Fabrizio Battistelli, ordinario di sociologia all'università La Sapienza di Roma, ha ricordato che settori come quello della moda sono stati "individuati come obiettivo, nel quale ambiti presenti nella zona grigia fra illegalità e legalità o esplicitamente criminali hanno fatto investimenti. La ricchezza prodotta con questa modalità è solo apparente. Il rapporto costi-benefici dimostra che tutto ciò non conviene a un'economia nel suo complesso, agli imprenditori onesti, al territorio. Occorre ricostruire una coscienza civile sui reati di natura commerciale. Il paradosso del falso è che crea poco allarme sociale".

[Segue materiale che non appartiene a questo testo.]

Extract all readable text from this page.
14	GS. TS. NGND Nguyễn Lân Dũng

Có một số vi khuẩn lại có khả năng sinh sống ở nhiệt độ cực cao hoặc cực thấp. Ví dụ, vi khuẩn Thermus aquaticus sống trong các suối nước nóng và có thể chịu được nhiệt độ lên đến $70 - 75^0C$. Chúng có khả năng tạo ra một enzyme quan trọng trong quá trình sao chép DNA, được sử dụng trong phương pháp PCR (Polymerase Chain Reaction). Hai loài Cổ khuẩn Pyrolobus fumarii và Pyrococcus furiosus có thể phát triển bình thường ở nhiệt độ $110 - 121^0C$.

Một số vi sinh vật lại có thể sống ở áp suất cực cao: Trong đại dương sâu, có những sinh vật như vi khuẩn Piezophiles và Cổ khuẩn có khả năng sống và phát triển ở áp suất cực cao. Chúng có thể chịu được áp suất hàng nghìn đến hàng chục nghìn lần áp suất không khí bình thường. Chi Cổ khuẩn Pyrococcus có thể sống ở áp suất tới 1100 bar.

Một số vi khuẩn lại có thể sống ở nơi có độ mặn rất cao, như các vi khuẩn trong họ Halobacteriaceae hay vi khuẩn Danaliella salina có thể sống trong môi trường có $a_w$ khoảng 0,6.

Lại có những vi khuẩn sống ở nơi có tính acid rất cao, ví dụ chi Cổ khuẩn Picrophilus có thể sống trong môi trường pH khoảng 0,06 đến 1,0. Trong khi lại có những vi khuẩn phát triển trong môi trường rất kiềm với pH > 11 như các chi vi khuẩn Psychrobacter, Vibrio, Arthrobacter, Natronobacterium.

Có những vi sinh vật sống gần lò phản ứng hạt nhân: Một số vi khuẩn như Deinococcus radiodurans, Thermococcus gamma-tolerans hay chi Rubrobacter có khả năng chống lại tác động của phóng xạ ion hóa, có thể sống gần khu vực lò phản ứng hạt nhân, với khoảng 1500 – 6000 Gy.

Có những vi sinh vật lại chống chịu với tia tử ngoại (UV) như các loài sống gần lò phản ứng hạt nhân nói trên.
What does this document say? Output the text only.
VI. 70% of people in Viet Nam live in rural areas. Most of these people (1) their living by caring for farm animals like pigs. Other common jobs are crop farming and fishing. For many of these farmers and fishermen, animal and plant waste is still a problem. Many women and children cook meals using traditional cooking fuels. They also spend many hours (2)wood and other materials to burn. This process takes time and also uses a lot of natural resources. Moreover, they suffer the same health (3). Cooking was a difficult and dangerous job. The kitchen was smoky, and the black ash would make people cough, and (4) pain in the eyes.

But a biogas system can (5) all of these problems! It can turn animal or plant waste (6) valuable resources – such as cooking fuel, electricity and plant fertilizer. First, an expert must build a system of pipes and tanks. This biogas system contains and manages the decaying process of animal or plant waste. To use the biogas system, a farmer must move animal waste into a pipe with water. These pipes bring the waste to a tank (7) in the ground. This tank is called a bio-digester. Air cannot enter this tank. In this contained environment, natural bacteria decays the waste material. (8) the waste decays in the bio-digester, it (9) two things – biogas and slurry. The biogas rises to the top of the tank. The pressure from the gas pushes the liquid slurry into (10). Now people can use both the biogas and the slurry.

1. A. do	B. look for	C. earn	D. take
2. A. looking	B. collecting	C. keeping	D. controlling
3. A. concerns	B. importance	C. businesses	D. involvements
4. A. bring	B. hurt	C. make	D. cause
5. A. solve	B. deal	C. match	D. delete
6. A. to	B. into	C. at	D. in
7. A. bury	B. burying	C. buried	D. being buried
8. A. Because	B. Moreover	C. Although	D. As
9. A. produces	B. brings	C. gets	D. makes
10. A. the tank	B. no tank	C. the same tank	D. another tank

Nel corso del convegno, sono intervenuti Francesco Zavattolo, segretario generale Ficiesse, che ha citato le recenti inchieste della Dia sul fenomeno, Luciano Brancaccio, dell'Università Federico II di Napoli, Daniele De Martino, dirigente polizia postale e comunicazioni per la Campania, Luigi Giamundo, delegato per l'industria moda e fashion di Confindustria Campania, che ha denunciato la concorrenza sleale subìta dalle 11.000 imprese del settore presenti in Campania.
"L'affermazione di una cultura della legalità – ha affermato Giuseppe Massafra, segretario confederale Cgil, concludendo il convegno – è un passaggio cruciale per cercare di ricostruire una prospettiva della nostra società. La contraffazione viene considerata un atto di delinquenza senza vittima e spesso come una forma più leggera di reato. Un fenomeno che sta crescendo in maniera vertiginosa, non localizzabile, che ha dimensioni globali. Un pezzo di economia che non ha conosciuto crisi, anzi che è continuamente in crescita e che produce un danno notevole in termini di entrate erariali e posti di lavoro persi".